Thursday, May 28, 2026

‘Even a New Mobilization Won’t Allow Russia to Achieve Victory in Ukraine, Rogov Says

Paul Goble

            Staunton, May 25 – Russia’s core offensive strategy has been its ability to mobilize vast reserves of manpower together with a popular tolerance for casualties, but “Ukraine’s ‘wall of drones’ appears capable of grinding down virtually any quantity of enemy manpower,” Kirill Rogov says.

            As a result, the émigré Russian political analyst who directs the Re: Russia project,  argues, “even another ‘partial’ mobilization is highly unlikely to bring about a turning point in the conflict” and lead to a Russian victory. Instead, it may lead to an outcome like the one Russia suffered at the end of World War I (re-russia.net/analytics/0429/).

            Even with such a mobilization, Rogov continues, its “manpower reserves would be ground down within a matter of months without yielding a victory that could in any way justify such a cost; and it is precisely that prospect which poses such extremely high risks for the Putin regime.”

            In 2022, Russia’s failure to take Kyiv was viewed by many as the result of tactical mistakes rather than underlying problems. More recently, the same observers have argued that in any war of attrition, Russia must eventually win because of it larger size and greater resources.
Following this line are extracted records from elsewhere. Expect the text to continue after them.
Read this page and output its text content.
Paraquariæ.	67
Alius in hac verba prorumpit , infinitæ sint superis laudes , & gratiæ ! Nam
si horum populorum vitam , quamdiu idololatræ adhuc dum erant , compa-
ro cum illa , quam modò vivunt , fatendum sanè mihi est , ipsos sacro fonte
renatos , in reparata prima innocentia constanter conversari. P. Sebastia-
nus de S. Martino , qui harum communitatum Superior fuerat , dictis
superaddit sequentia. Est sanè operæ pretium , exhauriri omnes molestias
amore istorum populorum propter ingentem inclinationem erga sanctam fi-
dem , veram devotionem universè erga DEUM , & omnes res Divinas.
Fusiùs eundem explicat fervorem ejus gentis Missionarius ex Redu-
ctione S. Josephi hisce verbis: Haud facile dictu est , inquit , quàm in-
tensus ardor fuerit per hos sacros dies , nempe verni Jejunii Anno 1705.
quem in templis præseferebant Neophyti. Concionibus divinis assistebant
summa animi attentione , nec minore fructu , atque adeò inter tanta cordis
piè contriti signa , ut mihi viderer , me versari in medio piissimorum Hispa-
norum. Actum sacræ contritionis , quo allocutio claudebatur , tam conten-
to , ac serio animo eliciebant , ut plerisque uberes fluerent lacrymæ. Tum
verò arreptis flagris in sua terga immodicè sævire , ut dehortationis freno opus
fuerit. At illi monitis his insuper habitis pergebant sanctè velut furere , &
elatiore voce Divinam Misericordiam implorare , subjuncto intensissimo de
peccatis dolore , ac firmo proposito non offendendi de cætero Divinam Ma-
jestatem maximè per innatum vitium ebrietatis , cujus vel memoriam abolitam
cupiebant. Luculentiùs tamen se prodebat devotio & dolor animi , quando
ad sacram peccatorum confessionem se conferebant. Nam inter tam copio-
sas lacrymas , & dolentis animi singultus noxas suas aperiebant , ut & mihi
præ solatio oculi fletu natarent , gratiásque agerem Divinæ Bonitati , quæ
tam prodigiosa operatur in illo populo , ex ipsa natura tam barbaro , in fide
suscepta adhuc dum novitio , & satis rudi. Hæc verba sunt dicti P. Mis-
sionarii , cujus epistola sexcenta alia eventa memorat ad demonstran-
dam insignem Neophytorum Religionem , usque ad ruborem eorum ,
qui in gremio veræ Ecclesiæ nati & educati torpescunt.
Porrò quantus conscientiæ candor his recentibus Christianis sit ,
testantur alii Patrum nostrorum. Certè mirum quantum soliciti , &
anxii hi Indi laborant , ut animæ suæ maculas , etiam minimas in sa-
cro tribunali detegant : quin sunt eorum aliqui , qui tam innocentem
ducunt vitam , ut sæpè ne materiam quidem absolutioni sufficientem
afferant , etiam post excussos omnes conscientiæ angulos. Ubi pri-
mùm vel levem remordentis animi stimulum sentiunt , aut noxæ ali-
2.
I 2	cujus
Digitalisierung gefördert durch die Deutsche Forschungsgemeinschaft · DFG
            That view, he says, “remained unshaken right up until 2025 when Donald Trump … made it the central pillar of his negotiating strategy” and insisted that Kyiv “has no choice but to make concessions to Moscow,” a position that its supporters defended as a case of “’military realism.’”

            But now the situation has changed. Last year, “the war of attrition began to look like a challenge facing both sides equally” given that “Russia was compelled to expend significantly greater economic and human resources on its offensive operations than Ukraine had to in defense but nonetheless failed to achieve any meaningful results.”

            Now, Ukrainian drone strikes deep into Russia are further calling into question both Russian calculations and the judgments of those who say Kyiv must yield. Indeed, Rogov argues, “the situation today is moving toward a point at which Ukraine’s ‘wall of drones’ will be capable of grinding down virtually any number of enemy troops.”

            If Putin mobilizes more troops, he might achieve some small but temporary gains and only at a cost of increased casualties with domestic consequences for his regime. Moreover now unlike in 2022, Russians recognize that the Kremlin’s strategy is based on “piling up corpses” of its soldiers rather than on anything else.

            Thus a new mobilization might very well end as did the Brusilov Offensive in the summer of 1916, a breakthrough that soon failed and that changed the war Russians viewed the war and came to the conclusion that their government had to get out of it or be changed so that the conflict could end.

According to Rogov, “the consequences of Russia’s failure—in the face of a drone army—to leverage its advantage in manpower as a resource for victory in a war of attrition will not be confined solely to the scope of the conflict with Ukraine. This may well mark the dawn of a new era in Russia’s history and in its relations with its neighbors.”